Startup Soapbox: Like you I’m sure, I have heard a lot of pitches lately for app-based businesses that would require really large scale to be effective. They would only have value if users adopted en masse. Sportaneous was initially like this. What would you say to those out there trying to build businesses that will depend on scale to really work?
Omar Haroun: You know, one thing I learned from both [Sportaneous] apps was to not worry about scaling at the beginning. Whatever you’re launching, whether it’s consumer facing or B2B, the focus should be on customer experience. For a consumer business, the first goal should be 10 customers that have actually had a good experience with your product. That is so incredibly hard to do, to get people to independently come back and want to use [your product] again. I think people overlook how hard that is. Big-picture, business-minded people especially are thinking from day one, “how do I scale this?” But if your product is not awesome and it’s not at a state where people want to come back and use it again, you shouldn’t be thinking about scaling.
SS: So how do you design an awesome product that people will want to use?
OH: There is a human-centered design approach that IDEO, and places like it, have really popularized. And the reason that IDEO is so successful is because it works. There is a whole methodology out there on design research—which is distinctive from market research—that a lot of people don’t pay attention to.

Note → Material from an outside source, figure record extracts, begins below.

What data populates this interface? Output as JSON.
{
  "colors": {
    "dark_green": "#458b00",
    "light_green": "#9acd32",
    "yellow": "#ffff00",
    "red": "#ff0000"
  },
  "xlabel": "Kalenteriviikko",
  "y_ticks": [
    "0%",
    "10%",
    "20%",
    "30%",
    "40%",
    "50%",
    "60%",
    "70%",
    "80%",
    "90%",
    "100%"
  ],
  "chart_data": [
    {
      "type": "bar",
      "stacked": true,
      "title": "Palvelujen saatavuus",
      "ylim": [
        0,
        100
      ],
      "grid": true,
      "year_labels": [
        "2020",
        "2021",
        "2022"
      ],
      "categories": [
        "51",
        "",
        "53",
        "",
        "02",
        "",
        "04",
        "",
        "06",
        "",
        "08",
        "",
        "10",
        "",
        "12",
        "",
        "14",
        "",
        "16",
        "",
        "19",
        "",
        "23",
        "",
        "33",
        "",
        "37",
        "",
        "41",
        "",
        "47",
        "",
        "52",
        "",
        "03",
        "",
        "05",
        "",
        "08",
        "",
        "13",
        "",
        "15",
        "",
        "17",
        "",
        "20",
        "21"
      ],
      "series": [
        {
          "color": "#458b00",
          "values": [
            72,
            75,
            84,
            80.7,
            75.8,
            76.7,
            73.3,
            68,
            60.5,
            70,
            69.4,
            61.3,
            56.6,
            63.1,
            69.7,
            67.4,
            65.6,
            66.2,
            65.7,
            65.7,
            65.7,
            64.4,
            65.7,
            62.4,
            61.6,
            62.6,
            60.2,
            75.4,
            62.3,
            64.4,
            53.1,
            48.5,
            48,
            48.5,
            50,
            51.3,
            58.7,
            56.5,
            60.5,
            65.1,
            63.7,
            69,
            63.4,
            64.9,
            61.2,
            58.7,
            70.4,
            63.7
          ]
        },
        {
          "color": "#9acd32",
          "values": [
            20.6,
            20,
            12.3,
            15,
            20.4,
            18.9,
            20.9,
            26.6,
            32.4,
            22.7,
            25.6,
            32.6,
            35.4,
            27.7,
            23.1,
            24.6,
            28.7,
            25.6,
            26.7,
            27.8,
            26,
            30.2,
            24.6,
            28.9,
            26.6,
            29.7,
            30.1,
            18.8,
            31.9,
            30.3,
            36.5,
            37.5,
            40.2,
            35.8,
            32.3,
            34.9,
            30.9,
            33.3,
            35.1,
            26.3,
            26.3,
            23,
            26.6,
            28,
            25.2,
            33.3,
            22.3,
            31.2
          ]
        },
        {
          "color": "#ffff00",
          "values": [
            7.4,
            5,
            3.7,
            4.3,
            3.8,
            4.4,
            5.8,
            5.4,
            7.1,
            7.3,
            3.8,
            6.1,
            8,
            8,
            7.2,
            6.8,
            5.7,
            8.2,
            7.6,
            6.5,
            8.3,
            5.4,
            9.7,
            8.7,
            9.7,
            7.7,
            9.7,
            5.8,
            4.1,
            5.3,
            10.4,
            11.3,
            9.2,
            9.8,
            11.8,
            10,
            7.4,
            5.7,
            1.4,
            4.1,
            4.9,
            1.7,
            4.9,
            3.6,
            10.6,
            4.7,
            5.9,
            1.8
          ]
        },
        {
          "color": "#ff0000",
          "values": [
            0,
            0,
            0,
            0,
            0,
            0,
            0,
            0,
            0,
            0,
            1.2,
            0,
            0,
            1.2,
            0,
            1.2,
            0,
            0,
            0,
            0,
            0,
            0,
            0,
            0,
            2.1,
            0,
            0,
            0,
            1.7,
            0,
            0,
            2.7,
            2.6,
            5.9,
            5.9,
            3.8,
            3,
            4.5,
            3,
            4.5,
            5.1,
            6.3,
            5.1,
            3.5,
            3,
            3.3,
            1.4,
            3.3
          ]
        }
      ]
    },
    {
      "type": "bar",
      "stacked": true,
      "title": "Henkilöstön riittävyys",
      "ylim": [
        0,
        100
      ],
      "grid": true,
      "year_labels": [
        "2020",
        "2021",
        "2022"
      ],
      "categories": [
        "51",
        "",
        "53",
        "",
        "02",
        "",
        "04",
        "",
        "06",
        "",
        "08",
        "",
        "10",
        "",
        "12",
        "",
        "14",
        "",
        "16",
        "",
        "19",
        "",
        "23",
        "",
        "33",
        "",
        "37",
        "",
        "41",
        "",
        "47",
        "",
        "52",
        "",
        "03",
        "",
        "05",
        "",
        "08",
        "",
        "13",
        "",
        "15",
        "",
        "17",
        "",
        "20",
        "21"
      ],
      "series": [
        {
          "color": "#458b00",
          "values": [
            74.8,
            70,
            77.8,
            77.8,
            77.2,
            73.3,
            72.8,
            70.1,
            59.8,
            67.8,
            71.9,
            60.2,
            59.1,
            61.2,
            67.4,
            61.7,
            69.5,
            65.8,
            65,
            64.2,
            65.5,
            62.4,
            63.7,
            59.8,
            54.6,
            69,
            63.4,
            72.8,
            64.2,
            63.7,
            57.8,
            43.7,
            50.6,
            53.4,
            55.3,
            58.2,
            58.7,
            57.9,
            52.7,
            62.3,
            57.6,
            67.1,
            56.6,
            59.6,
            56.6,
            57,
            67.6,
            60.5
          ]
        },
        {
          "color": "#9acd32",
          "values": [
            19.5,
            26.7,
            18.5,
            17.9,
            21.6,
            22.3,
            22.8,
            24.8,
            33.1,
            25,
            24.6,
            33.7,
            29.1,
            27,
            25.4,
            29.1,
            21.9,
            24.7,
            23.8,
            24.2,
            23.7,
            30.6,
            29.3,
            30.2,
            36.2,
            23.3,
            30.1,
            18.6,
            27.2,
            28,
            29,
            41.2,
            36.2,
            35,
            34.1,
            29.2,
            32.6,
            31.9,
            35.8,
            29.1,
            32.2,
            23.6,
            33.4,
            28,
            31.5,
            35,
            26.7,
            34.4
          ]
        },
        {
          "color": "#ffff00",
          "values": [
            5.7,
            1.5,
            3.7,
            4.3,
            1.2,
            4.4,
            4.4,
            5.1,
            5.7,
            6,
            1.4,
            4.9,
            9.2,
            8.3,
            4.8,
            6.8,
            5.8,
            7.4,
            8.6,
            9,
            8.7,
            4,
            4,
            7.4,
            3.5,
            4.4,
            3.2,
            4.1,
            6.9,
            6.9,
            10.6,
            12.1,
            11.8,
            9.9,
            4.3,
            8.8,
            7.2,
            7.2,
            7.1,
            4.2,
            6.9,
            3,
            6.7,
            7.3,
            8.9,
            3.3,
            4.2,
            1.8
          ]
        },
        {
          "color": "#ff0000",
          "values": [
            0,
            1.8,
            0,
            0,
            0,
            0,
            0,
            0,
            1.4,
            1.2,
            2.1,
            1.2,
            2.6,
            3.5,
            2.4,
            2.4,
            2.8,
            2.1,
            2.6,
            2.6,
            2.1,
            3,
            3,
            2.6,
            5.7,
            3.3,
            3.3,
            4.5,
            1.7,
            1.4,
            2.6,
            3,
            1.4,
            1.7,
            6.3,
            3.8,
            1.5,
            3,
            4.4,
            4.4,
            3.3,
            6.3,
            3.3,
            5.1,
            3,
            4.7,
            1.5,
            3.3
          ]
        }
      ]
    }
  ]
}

When you design in a human-centered way, you take product development out of the vacuum; the development of the product goes hand-in-hand with how people are reacting to it. There are certain techniques: not asking very specific questions, not giving closed questions. Everyone wants to say, “What do you think of this? Would you use this?” And almost everyone says “yes”, when the real answer is probably “no”. I think the key is to say something along the lines of, “What does this look like to you?” Then watch. If it’s an app, that means sitting over their shoulder and literally seeing what they are clicking on and what they are confused about. All those things are going to be so important. [With Sportaneous], I think we would have benefited a ton and saved a lot of time, and ultimately money, if we had from day one, literally shown the app to the same people that we were building it for.
SS: Sportaneous evolved from an app for organizing pick-up sports games to a booking platform for fitness classes. Pivoting seems inevitable for most startups. What can early-stage startups do to be pivot-ready when that time comes?
OH: It’s a really good question. Because it’s just human nature; you end up getting attached to whatever your idea is and the more you invest in it, the more you want that idea to work. It’s really important from early on to be cognizant of what hypothesis you’re testing and really treat it in your mind the whole time like a science experiment. My hypothesis is that [something will work], but if it doesn’t I’m not going to be heartbroken, because it was just a test. It’s really important not to get emotionally invested in tests. It’s great to be emotionally invested in the 10,000-feet-above-the-ground mission that you have, and the industry that you want to help or change. But for your specific idea, define from early on what “success” means and test it in a very simple way.
SS: Sportaneous was acquired by Greatist this past April. Now that you’ve spent half a year inside another startup, what points of comparison can you draw? Is there anything you’ve observed here that you would say is a “best practice”?
OH: I think that [culture] is something that Greatist has done remarkably well, and something that I don’t think we paid enough attention to at Sportaneous. We have a Smiles Director [at Greatist]. Literally, her only job is to make everyone happy and plan events and put things into place in the culture—little rituals and things every day and every week that we do. That really does make a huge difference. When you are underpaying people relative to what they could get in a private sector job or out in the market at a bigger company, these little intangible things that remind us all why we are here and of the difference that we are making are super important. It’s hard to do that when you have an overworked management team and everyone is stressed out and doing too much. That is something I have really learned from Greatist – that emphasis on culture. And it’s never too early. Even if you are two people in a room you can just create traditions. I think hiring someone early on to help with that was a really smart investment.
SS: So, that’s it for the hard questions. To close, if you would, I’d like you to get on your “soapbox” and share your view on social media in the context of starting a business today.
OH: It’s almost a cliché now to say that it’s super important. And I think the way in which you’re thinking about it strategically is more important than anything. On its own, it’s very hard to get a social following unless you are providing some sort of value. The easiest way to start if you don’t yet have a product out there is content.
Social media in my mind is basically modern day word of mouth. It would have been bizarre before the Internet for a business to say, “I’m going to focus on creating word of mouth just by telling everyone I’m really good.” That would make no sense. You have to do something first to get word of mouth. Tell stories that people will want to repeat. Do something that really deserves people talking about it—give something away, for example. You have to think hard about an authentic voice and why anyone should be expected to follow you. By investing early on in blogging and creating pieces of content that people in the community that you are trying to reach actually care about, you can start to build a following.